900.05000 – Post-Impasse
The factfinder’s recommendations are a crucial element in the legislative process structured to bring about peacefully negotiated agreements, and so both parties must consider the recommendations in good faith to determine whether there is a basis for settlement, or for such accommodations, concessions, or compromises that might lead to settlement. However, either party may decide in good faith that the report does not provide a basis for settlement.
900.05000 – Post-Impasse
Employer’s failure to adopt the factfinding report’s recommendations is not unlawful, and employer’s failure to provide a full explanation in its resolution rejecting the recommendations was not, without more, evidence of a refusal to consider the report in good faith.
1000.02169 – Unit Configuration
Unit composition, including the appropriate placement of classifications, is not a mandatory subject of bargaining.
1105.01000 – In General
In regulating the conduct of a hearing, ALJ may exclude immaterial, irrelevant, or unduly repetitious evidence.

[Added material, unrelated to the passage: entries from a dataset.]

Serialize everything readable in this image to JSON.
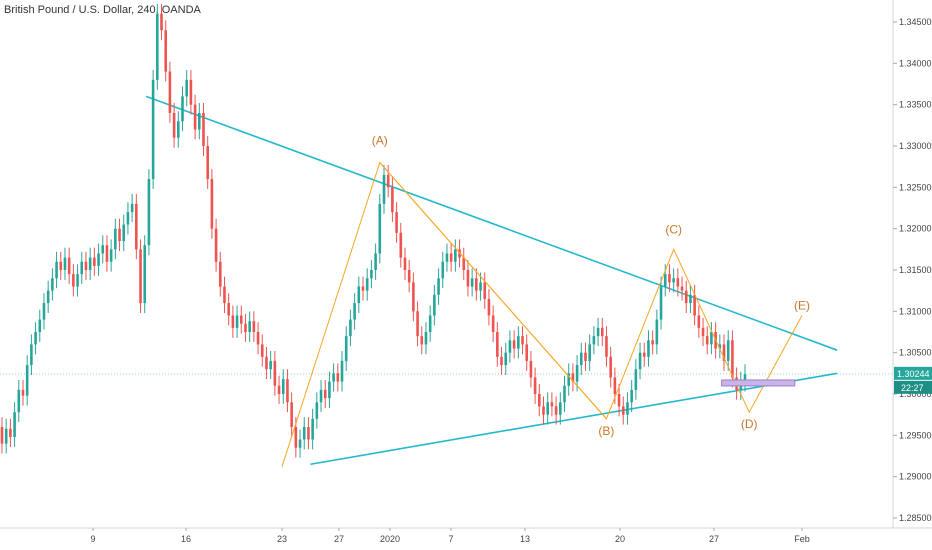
{
  "chart_data": {
    "type": "candlestick",
    "title": "British Pound / U.S. Dollar, 240, OANDA",
    "colors": {
      "up": "#26a69a",
      "down": "#ef5350",
      "trendline": "#22b8cf",
      "wave": "#f5a623",
      "wave_label": "#c8782c",
      "box": "#c8b4e6",
      "price_tag": "#26a69a"
    },
    "y_axis": {
      "ticks": [
        "1.34500",
        "1.34000",
        "1.33500",
        "1.33000",
        "1.32500",
        "1.32000",
        "1.31500",
        "1.31000",
        "1.30500",
        "1.30000",
        "1.29500",
        "1.29000",
        "1.28500"
      ],
      "range": [
        1.2825,
        1.348
      ],
      "side": "right"
    },
    "x_axis": {
      "labels": [
        "9",
        "16",
        "23",
        "27",
        "2020",
        "7",
        "13",
        "20",
        "27",
        "Feb"
      ]
    },
    "last_price": "1.30244",
    "countdown": "22:27",
    "wave_labels": [
      "(A)",
      "(B)",
      "(C)",
      "(D)",
      "(E)"
    ],
    "trendlines": {
      "upper": {
        "from": [
          "Dec 13",
          1.336
        ],
        "to": [
          "Feb 03",
          1.3053
        ]
      },
      "lower": {
        "from": [
          "Dec 25",
          1.2915
        ],
        "to": [
          "Feb 03",
          1.3025
        ]
      }
    },
    "wave_path": [
      [
        "Dec 23",
        1.2912
      ],
      [
        "Dec 31",
        1.328
      ],
      [
        "Jan 19",
        1.297
      ],
      [
        "Jan 24",
        1.3175
      ],
      [
        "Jan 29",
        1.2978
      ],
      [
        "Feb 01",
        1.3095
      ]
    ],
    "box": {
      "from": [
        "Jan 28",
        1.3017
      ],
      "to": [
        "Jan 30",
        1.3011
      ]
    },
    "candles": [
      {
        "o": 1.296,
        "c": 1.294
      },
      {
        "o": 1.294,
        "c": 1.2958
      },
      {
        "o": 1.2958,
        "c": 1.2948
      },
      {
        "o": 1.2948,
        "c": 1.2978
      },
      {
        "o": 1.2978,
        "c": 1.3005
      },
      {
        "o": 1.3005,
        "c": 1.2998
      },
      {
        "o": 1.2998,
        "c": 1.3035
      },
      {
        "o": 1.3035,
        "c": 1.306
      },
      {
        "o": 1.306,
        "c": 1.3075
      },
      {
        "o": 1.3075,
        "c": 1.309
      },
      {
        "o": 1.309,
        "c": 1.311
      },
      {
        "o": 1.311,
        "c": 1.3125
      },
      {
        "o": 1.3125,
        "c": 1.314
      },
      {
        "o": 1.314,
        "c": 1.316
      },
      {
        "o": 1.316,
        "c": 1.315
      },
      {
        "o": 1.315,
        "c": 1.3165
      },
      {
        "o": 1.3165,
        "c": 1.3145
      },
      {
        "o": 1.3145,
        "c": 1.313
      },
      {
        "o": 1.313,
        "c": 1.3145
      },
      {
        "o": 1.3145,
        "c": 1.316
      },
      {
        "o": 1.316,
        "c": 1.315
      },
      {
        "o": 1.315,
        "c": 1.3165
      },
      {
        "o": 1.3165,
        "c": 1.3155
      },
      {
        "o": 1.3155,
        "c": 1.317
      },
      {
        "o": 1.317,
        "c": 1.318
      },
      {
        "o": 1.318,
        "c": 1.316
      },
      {
        "o": 1.316,
        "c": 1.3175
      },
      {
        "o": 1.3175,
        "c": 1.32
      },
      {
        "o": 1.32,
        "c": 1.3185
      },
      {
        "o": 1.3185,
        "c": 1.3205
      },
      {
        "o": 1.3205,
        "c": 1.322
      },
      {
        "o": 1.322,
        "c": 1.323
      },
      {
        "o": 1.323,
        "c": 1.3175
      },
      {
        "o": 1.3175,
        "c": 1.311
      },
      {
        "o": 1.311,
        "c": 1.318
      },
      {
        "o": 1.318,
        "c": 1.326
      },
      {
        "o": 1.326,
        "c": 1.338
      },
      {
        "o": 1.338,
        "c": 1.346
      },
      {
        "o": 1.346,
        "c": 1.344
      },
      {
        "o": 1.344,
        "c": 1.339
      },
      {
        "o": 1.339,
        "c": 1.334
      },
      {
        "o": 1.334,
        "c": 1.331
      },
      {
        "o": 1.331,
        "c": 1.333
      },
      {
        "o": 1.333,
        "c": 1.336
      },
      {
        "o": 1.336,
        "c": 1.338
      },
      {
        "o": 1.338,
        "c": 1.335
      },
      {
        "o": 1.335,
        "c": 1.332
      },
      {
        "o": 1.332,
        "c": 1.334
      },
      {
        "o": 1.334,
        "c": 1.33
      },
      {
        "o": 1.33,
        "c": 1.326
      },
      {
        "o": 1.326,
        "c": 1.32
      },
      {
        "o": 1.32,
        "c": 1.316
      },
      {
        "o": 1.316,
        "c": 1.313
      },
      {
        "o": 1.313,
        "c": 1.311
      },
      {
        "o": 1.311,
        "c": 1.3095
      },
      {
        "o": 1.3095,
        "c": 1.308
      },
      {
        "o": 1.308,
        "c": 1.3095
      },
      {
        "o": 1.3095,
        "c": 1.3085
      },
      {
        "o": 1.3085,
        "c": 1.3075
      },
      {
        "o": 1.3075,
        "c": 1.3088
      },
      {
        "o": 1.3088,
        "c": 1.3075
      },
      {
        "o": 1.3075,
        "c": 1.306
      },
      {
        "o": 1.306,
        "c": 1.3045
      },
      {
        "o": 1.3045,
        "c": 1.303
      },
      {
        "o": 1.303,
        "c": 1.304
      },
      {
        "o": 1.304,
        "c": 1.301
      },
      {
        "o": 1.301,
        "c": 1.3
      },
      {
        "o": 1.3,
        "c": 1.3018
      },
      {
        "o": 1.3018,
        "c": 1.299
      },
      {
        "o": 1.299,
        "c": 1.296
      },
      {
        "o": 1.296,
        "c": 1.2935
      },
      {
        "o": 1.2935,
        "c": 1.2945
      },
      {
        "o": 1.2945,
        "c": 1.296
      },
      {
        "o": 1.296,
        "c": 1.2945
      },
      {
        "o": 1.2945,
        "c": 1.297
      },
      {
        "o": 1.297,
        "c": 1.299
      },
      {
        "o": 1.299,
        "c": 1.3005
      },
      {
        "o": 1.3005,
        "c": 1.2995
      },
      {
        "o": 1.2995,
        "c": 1.3015
      },
      {
        "o": 1.3015,
        "c": 1.3025
      },
      {
        "o": 1.3025,
        "c": 1.3015
      },
      {
        "o": 1.3015,
        "c": 1.304
      },
      {
        "o": 1.304,
        "c": 1.307
      },
      {
        "o": 1.307,
        "c": 1.309
      },
      {
        "o": 1.309,
        "c": 1.311
      },
      {
        "o": 1.311,
        "c": 1.313
      },
      {
        "o": 1.313,
        "c": 1.3125
      },
      {
        "o": 1.3125,
        "c": 1.314
      },
      {
        "o": 1.314,
        "c": 1.315
      },
      {
        "o": 1.315,
        "c": 1.317
      },
      {
        "o": 1.317,
        "c": 1.323
      },
      {
        "o": 1.323,
        "c": 1.3265
      },
      {
        "o": 1.3265,
        "c": 1.325
      },
      {
        "o": 1.325,
        "c": 1.322
      },
      {
        "o": 1.322,
        "c": 1.3195
      },
      {
        "o": 1.3195,
        "c": 1.3165
      },
      {
        "o": 1.3165,
        "c": 1.315
      },
      {
        "o": 1.315,
        "c": 1.3135
      },
      {
        "o": 1.3135,
        "c": 1.31
      },
      {
        "o": 1.31,
        "c": 1.307
      },
      {
        "o": 1.307,
        "c": 1.306
      },
      {
        "o": 1.306,
        "c": 1.3075
      },
      {
        "o": 1.3075,
        "c": 1.3095
      },
      {
        "o": 1.3095,
        "c": 1.312
      },
      {
        "o": 1.312,
        "c": 1.314
      },
      {
        "o": 1.314,
        "c": 1.316
      },
      {
        "o": 1.316,
        "c": 1.317
      },
      {
        "o": 1.317,
        "c": 1.316
      },
      {
        "o": 1.316,
        "c": 1.3175
      },
      {
        "o": 1.3175,
        "c": 1.3165
      },
      {
        "o": 1.3165,
        "c": 1.315
      },
      {
        "o": 1.315,
        "c": 1.313
      },
      {
        "o": 1.313,
        "c": 1.314
      },
      {
        "o": 1.314,
        "c": 1.3125
      },
      {
        "o": 1.3125,
        "c": 1.3135
      },
      {
        "o": 1.3135,
        "c": 1.3115
      },
      {
        "o": 1.3115,
        "c": 1.3095
      },
      {
        "o": 1.3095,
        "c": 1.3075
      },
      {
        "o": 1.3075,
        "c": 1.3045
      },
      {
        "o": 1.3045,
        "c": 1.3035
      },
      {
        "o": 1.3035,
        "c": 1.305
      },
      {
        "o": 1.305,
        "c": 1.3065
      },
      {
        "o": 1.3065,
        "c": 1.3055
      },
      {
        "o": 1.3055,
        "c": 1.307
      },
      {
        "o": 1.307,
        "c": 1.306
      },
      {
        "o": 1.306,
        "c": 1.304
      },
      {
        "o": 1.304,
        "c": 1.302
      },
      {
        "o": 1.302,
        "c": 1.3
      },
      {
        "o": 1.3,
        "c": 1.2985
      },
      {
        "o": 1.2985,
        "c": 1.2975
      },
      {
        "o": 1.2975,
        "c": 1.299
      },
      {
        "o": 1.299,
        "c": 1.2985
      },
      {
        "o": 1.2985,
        "c": 1.2975
      },
      {
        "o": 1.2975,
        "c": 1.299
      },
      {
        "o": 1.299,
        "c": 1.301
      },
      {
        "o": 1.301,
        "c": 1.3025
      },
      {
        "o": 1.3025,
        "c": 1.3015
      },
      {
        "o": 1.3015,
        "c": 1.3035
      },
      {
        "o": 1.3035,
        "c": 1.305
      },
      {
        "o": 1.305,
        "c": 1.304
      },
      {
        "o": 1.304,
        "c": 1.306
      },
      {
        "o": 1.306,
        "c": 1.307
      },
      {
        "o": 1.307,
        "c": 1.308
      },
      {
        "o": 1.308,
        "c": 1.307
      },
      {
        "o": 1.307,
        "c": 1.3045
      },
      {
        "o": 1.3045,
        "c": 1.302
      },
      {
        "o": 1.302,
        "c": 1.3
      },
      {
        "o": 1.3,
        "c": 1.2985
      },
      {
        "o": 1.2985,
        "c": 1.2975
      },
      {
        "o": 1.2975,
        "c": 1.299
      },
      {
        "o": 1.299,
        "c": 1.3005
      },
      {
        "o": 1.3005,
        "c": 1.303
      },
      {
        "o": 1.303,
        "c": 1.305
      },
      {
        "o": 1.305,
        "c": 1.3045
      },
      {
        "o": 1.3045,
        "c": 1.3065
      },
      {
        "o": 1.3065,
        "c": 1.306
      },
      {
        "o": 1.306,
        "c": 1.309
      },
      {
        "o": 1.309,
        "c": 1.313
      },
      {
        "o": 1.313,
        "c": 1.3145
      },
      {
        "o": 1.3145,
        "c": 1.3135
      },
      {
        "o": 1.3135,
        "c": 1.314
      },
      {
        "o": 1.314,
        "c": 1.313
      },
      {
        "o": 1.313,
        "c": 1.3125
      },
      {
        "o": 1.3125,
        "c": 1.311
      },
      {
        "o": 1.311,
        "c": 1.312
      },
      {
        "o": 1.312,
        "c": 1.3095
      },
      {
        "o": 1.3095,
        "c": 1.308
      },
      {
        "o": 1.308,
        "c": 1.307
      },
      {
        "o": 1.307,
        "c": 1.306
      },
      {
        "o": 1.306,
        "c": 1.3075
      },
      {
        "o": 1.3075,
        "c": 1.3055
      },
      {
        "o": 1.3055,
        "c": 1.306
      },
      {
        "o": 1.306,
        "c": 1.304
      },
      {
        "o": 1.304,
        "c": 1.3065
      },
      {
        "o": 1.3065,
        "c": 1.302
      },
      {
        "o": 1.302,
        "c": 1.3005
      },
      {
        "o": 1.3005,
        "c": 1.3015
      },
      {
        "o": 1.3015,
        "c": 1.3024
      }
    ]
  }
}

1105.05000 – Cumulative Evidence
In regulating the conduct of a hearing, ALJ may exclude immaterial, irrelevant, or unduly repetitious evidence.

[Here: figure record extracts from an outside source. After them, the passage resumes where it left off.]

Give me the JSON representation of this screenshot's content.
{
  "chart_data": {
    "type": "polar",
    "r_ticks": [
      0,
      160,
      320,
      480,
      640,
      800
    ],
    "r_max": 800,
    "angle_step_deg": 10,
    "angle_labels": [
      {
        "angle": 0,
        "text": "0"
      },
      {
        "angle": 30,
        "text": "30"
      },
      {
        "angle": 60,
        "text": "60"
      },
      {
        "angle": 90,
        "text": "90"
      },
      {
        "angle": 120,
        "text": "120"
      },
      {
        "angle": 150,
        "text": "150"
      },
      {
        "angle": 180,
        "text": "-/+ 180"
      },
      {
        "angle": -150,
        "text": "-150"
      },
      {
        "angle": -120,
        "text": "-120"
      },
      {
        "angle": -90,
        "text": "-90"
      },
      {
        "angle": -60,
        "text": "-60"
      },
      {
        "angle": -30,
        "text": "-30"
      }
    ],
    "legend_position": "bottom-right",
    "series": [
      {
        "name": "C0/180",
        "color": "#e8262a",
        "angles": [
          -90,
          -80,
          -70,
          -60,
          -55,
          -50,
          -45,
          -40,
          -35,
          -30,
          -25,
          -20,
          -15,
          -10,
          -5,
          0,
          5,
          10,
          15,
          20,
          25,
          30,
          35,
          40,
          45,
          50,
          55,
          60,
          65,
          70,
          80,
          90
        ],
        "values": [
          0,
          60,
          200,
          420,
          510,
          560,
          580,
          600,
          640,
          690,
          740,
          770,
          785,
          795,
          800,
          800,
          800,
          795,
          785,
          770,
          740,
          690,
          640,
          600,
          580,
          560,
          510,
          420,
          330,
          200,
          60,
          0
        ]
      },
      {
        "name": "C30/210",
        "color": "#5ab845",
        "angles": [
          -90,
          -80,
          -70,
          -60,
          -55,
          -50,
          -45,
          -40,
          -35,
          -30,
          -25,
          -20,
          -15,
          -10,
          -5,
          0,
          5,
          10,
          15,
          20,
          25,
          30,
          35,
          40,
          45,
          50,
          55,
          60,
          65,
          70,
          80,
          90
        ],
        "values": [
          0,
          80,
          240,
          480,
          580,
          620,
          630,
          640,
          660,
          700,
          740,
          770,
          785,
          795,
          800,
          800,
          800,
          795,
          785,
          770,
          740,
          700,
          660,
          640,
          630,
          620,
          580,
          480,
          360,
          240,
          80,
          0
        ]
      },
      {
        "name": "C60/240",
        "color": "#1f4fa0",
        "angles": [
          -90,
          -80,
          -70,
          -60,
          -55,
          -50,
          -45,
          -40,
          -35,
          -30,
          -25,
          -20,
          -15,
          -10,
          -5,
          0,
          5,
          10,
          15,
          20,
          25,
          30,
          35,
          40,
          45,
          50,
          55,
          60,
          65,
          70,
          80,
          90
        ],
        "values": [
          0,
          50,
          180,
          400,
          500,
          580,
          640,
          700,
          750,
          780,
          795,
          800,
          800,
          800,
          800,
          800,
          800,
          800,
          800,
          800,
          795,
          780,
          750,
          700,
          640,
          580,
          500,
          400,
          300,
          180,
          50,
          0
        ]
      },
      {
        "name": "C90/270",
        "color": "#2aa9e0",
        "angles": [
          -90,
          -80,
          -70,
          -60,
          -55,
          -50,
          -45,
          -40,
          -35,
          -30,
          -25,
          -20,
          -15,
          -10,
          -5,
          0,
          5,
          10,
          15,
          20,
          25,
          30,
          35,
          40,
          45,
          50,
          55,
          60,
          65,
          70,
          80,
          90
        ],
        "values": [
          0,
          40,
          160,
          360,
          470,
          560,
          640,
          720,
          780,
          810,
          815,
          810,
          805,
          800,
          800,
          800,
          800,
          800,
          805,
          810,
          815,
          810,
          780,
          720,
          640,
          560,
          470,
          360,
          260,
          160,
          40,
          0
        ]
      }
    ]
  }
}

1107.01000 – Exceptions; Responses to Exceptions; Standing; Extensions of Time/Late Filing/Waiver
Where an issue was not identified as a specific exception but inextricably intertwined with other exceptions, the Board would err on the side of considering it.
1107.01000 – Exceptions; Responses to Exceptions; Standing; Extensions of Time/Late Filing/Waiver
The Board may decline to consider an exception raising an issue that the party neglected to mention to the ALJ.
1107.04000 – Unalleged Violations
The purpose of the unalleged violation test is to ensure that the Board decides a case based on an unalleged theory only when it is clear that the parties have been afforded their due process rights.
1107.04000 – Unalleged Violations
The unalleged violation test does not apply when a charging party relies on evidence of bad faith bargaining that was not pleaded in the complaint or the unfair practice charge.
1107.18000 – Review of Findings Not Excepted To
Where an issue was not identified as a specific exception but inextricably intertwined with other exceptions, the Board would err on the side of considering it.
1407.01000 – General Principles
It is appropriate to rely on precedent interpreting similar provisions of other California labor relations statutes.